How Programs Execute
Every program you write -- from a single-line Python script to a distributed training job spanning 256 GPUs -- ultimately reduces to the same primitive operation: a processor fetching instructions from memory and executing them one at a time. Understanding this execution model is the foundation for everything in this book: why GPUs are fast for matrix math, why memory layout matters, and why your training loop has the performance characteristics it does.
The Fetch-Decode-Execute Cycle
Every CPU runs the same fundamental loop, repeated billions of times per second:
- Fetch -- read the next instruction from memory at the address in the program counter (PC)
- Decode -- interpret the instruction (opcode + operands), and read any required register values
- Execute -- perform the operation (arithmetic, memory access, branch)
- Write back -- store the result to a register or memory
- Update PC -- advance to the next instruction (or jump to a branch target)
This cycle runs at the clock frequency of the processor.
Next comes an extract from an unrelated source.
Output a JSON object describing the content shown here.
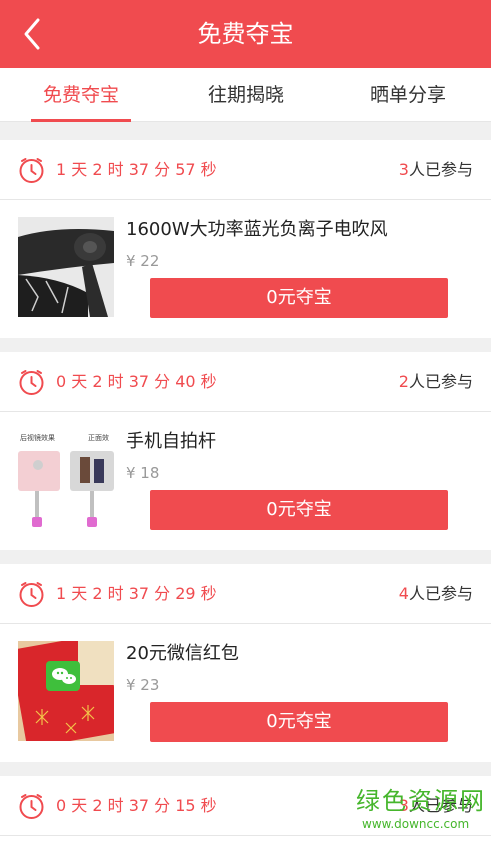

A 4 GHz CPU completes 4 billion cycles per second. But not every cycle completes an instruction -- some instructions take multiple cycles (division, memory loads), and pipeline stalls waste cycles entirely.
Time --> 1 2 3 4 5 6 7
Inst 1: [F] [D] [E] [W]
Inst 2: [F] [D] [E] [W]
Inst 3: [F] [D] [E] [W]
Inst 4: [F] [D] [E] [W]
Throughput: 1 instruction per cycle (ideal)
Latency per instruction: 4 cycles
Modern CPUs pipeline these stages so multiple instructions are in-flight simultaneously. A 20-stage pipeline (typical for Intel/AMD) can have 20 instructions at different stages of completion, achieving a throughput of up to one instruction per cycle despite each instruction taking 20 cycles from start to finish.
This is why branchless code (using conditional moves, cmov, or arithmetic tricks) can be 2-5x faster for data-dependent operations. In ML, this shows up in custom kernels where data-dependent control flow should be minimized.
| Technique | What It Does | Impact |
|---|---|---|
| Pipelining | Overlaps stages of different instructions | 1 instruction/cycle throughput |
| Superscalar | Multiple execution units per core | 2-6 instructions/cycle |
| Out-of-order | Reorders instructions to fill bubbles | Hides latency of slow operations |
| Speculative execution | Executes past branches before resolution | Avoids branch stalls (when prediction is correct) |
For ML workloads, ILP is mostly relevant on CPUs. GPUs use a fundamentally different approach (thread-level parallelism) to hide latency.
Registers and Memory
Registers are the fastest storage, sitting inside the CPU core itself. They are the only storage that the ALU (arithmetic logic unit) can operate on directly -- all data must be loaded into registers before it can be processed.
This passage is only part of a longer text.